Recent reforms foster recovery, unlocking the potential for West Africa’s economic powerhouse. In 2014, when global commodity prices dropped, oil rich Nigeria was plunged into economic trouble and in 2016 the country faced its first recession in over two decades. Heeding the call to diversify, the government of Africa’s most populous nation rose to the challenge and started to implement a number of initiatives to not only grow its economy but to protect it from similar commodity downswings in the future. This country reports offers a comprehensive view of what is happening in the profiled countries right now to help them make informed business decisions.
As the second largest economy in Africa and home to over 190 million people, Nigeria certainly sounds like it should top every investor’s to-do list. So why then do potential investors still hesitate?
This report delves into how the Nigerian government is committed to overcoming its overreliance on oil, as well as its new push to attract investment through policy changes that are aimed at creating an enabling environment. Key take-outs from this report
- New government policies are creating an enabling environment in Nigeria. By putting the right recovery policies in place now, Nigeria has shown its commitment to enabling potential in the future.

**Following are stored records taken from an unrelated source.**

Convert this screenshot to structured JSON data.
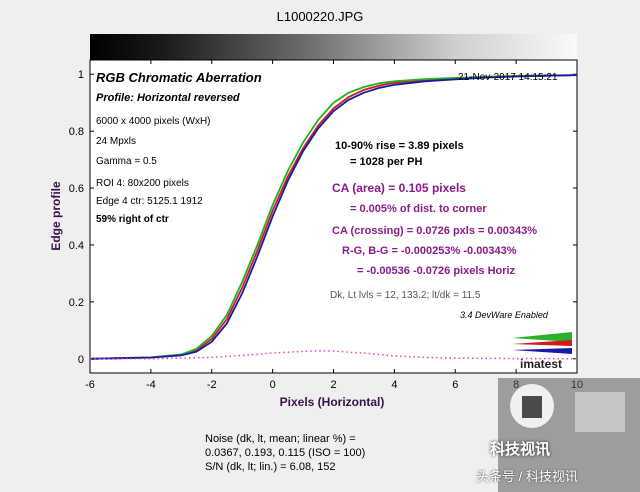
{
  "window": {
    "file_title": "L1000220.JPG"
  },
  "header": {
    "title": "RGB Chromatic Aberration",
    "profile": "Profile: Horizontal reversed",
    "timestamp": "21-Nov-2017 14:15:21"
  },
  "info": [
    "6000 x 4000 pixels (WxH)",
    "24 Mpxls",
    "Gamma = 0.5",
    "ROI 4: 80x200 pixels",
    "Edge 4 ctr: 5125.1  1912",
    "59% right of ctr"
  ],
  "measurements": {
    "rise_line1": "10-90% rise = 3.89 pixels",
    "rise_line2": "= 1028 per PH",
    "ca_area_line1": "CA (area) = 0.105 pixels",
    "ca_area_line2": "= 0.005% of dist. to corner",
    "ca_crossing": "CA (crossing) = 0.0726 pxls = 0.00343%",
    "rg_bg": "R-G, B-G = -0.000253%  -0.00343%",
    "horiz": "= -0.00536  -0.0726 pixels Horiz",
    "dk_lt": "Dk, Lt lvls = 12, 133.2;  lt/dk = 11.5",
    "version": "3.4  DevWare Enabled"
  },
  "noise": {
    "line1": "Noise (dk, lt, mean; linear %) =",
    "line2": "0.0367,  0.193,  0.115  (ISO =  100)",
    "line3": "S/N (dk, lt; lin.) = 6.08,  152"
  },
  "logo": {
    "brand": "imatest",
    "watermark_cn": "科技视讯",
    "watermark_footer": "头条号 / 科技视讯"
  },
  "colors": {
    "red": "#d11a1a",
    "green": "#22b022",
    "blue": "#1a1aa8",
    "noise": "#e040d0",
    "ca_text": "#8b1a8b"
  },
  "chart_data": {
    "type": "line",
    "xlabel": "Pixels (Horizontal)",
    "ylabel": "Edge profile",
    "xlim": [
      -6,
      10
    ],
    "ylim": [
      -0.05,
      1.05
    ],
    "xticks": [
      -6,
      -4,
      -2,
      0,
      2,
      4,
      6,
      8,
      10
    ],
    "yticks": [
      0,
      0.2,
      0.4,
      0.6,
      0.8,
      1
    ],
    "ytick_labels": [
      "0",
      "0.2",
      "0.4",
      "0.6",
      "0.8",
      "1"
    ],
    "grid": false,
    "series": [
      {
        "color": "red",
        "x": [
          -6,
          -4,
          -3,
          -2.5,
          -2,
          -1.5,
          -1,
          -0.5,
          0,
          0.5,
          1,
          1.5,
          2,
          2.5,
          3,
          3.5,
          4,
          5,
          6,
          7,
          8,
          9,
          10
        ],
        "y": [
          0,
          0.005,
          0.015,
          0.03,
          0.07,
          0.14,
          0.25,
          0.38,
          0.52,
          0.64,
          0.74,
          0.82,
          0.88,
          0.92,
          0.945,
          0.96,
          0.97,
          0.98,
          0.985,
          0.99,
          0.993,
          0.995,
          0.997
        ]
      },
      {
        "color": "green",
        "x": [
          -6,
          -4,
          -3,
          -2.5,
          -2,
          -1.5,
          -1,
          -0.5,
          0,
          0.5,
          1,
          1.5,
          2,
          2.5,
          3,
          3.5,
          4,
          5,
          6,
          7,
          8,
          9,
          10
        ],
        "y": [
          0,
          0.005,
          0.015,
          0.035,
          0.08,
          0.155,
          0.27,
          0.4,
          0.54,
          0.66,
          0.76,
          0.84,
          0.9,
          0.935,
          0.955,
          0.968,
          0.975,
          0.983,
          0.987,
          0.991,
          0.994,
          0.996,
          0.997
        ]
      },
      {
        "color": "blue",
        "x": [
          -6,
          -4,
          -3,
          -2.5,
          -2,
          -1.5,
          -1,
          -0.5,
          0,
          0.5,
          1,
          1.5,
          2,
          2.5,
          3,
          3.5,
          4,
          5,
          6,
          7,
          8,
          9,
          10
        ],
        "y": [
          0,
          0.004,
          0.012,
          0.025,
          0.06,
          0.125,
          0.23,
          0.36,
          0.5,
          0.625,
          0.73,
          0.81,
          0.87,
          0.91,
          0.935,
          0.952,
          0.963,
          0.975,
          0.982,
          0.988,
          0.992,
          0.995,
          0.997
        ]
      },
      {
        "color": "noise",
        "style": "dotted",
        "x": [
          -6,
          -4,
          -2,
          -1,
          0,
          1,
          1.5,
          2,
          3,
          4,
          5,
          6,
          8,
          10
        ],
        "y": [
          0,
          0,
          0.005,
          0.012,
          0.02,
          0.026,
          0.028,
          0.027,
          0.02,
          0.01,
          0.005,
          0.002,
          0.001,
          0
        ]
      }
    ]
  }
}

- Around 75% of Nigeria’s government revenues are derived from oil, exposing the country to downswings in the commodity sector. A number of policy changes have been introduced to reduce Nigeria’s oil dependency.
- Nigeria has embarked on a targeted drive to attract a more diverse group of investors in the economy, bolstered by new policies including an investor and exporter foreign exchange window.
- Homegrown innovation holds the key to unlocking Nigeria’s untapped potential in industries outside the oil sector.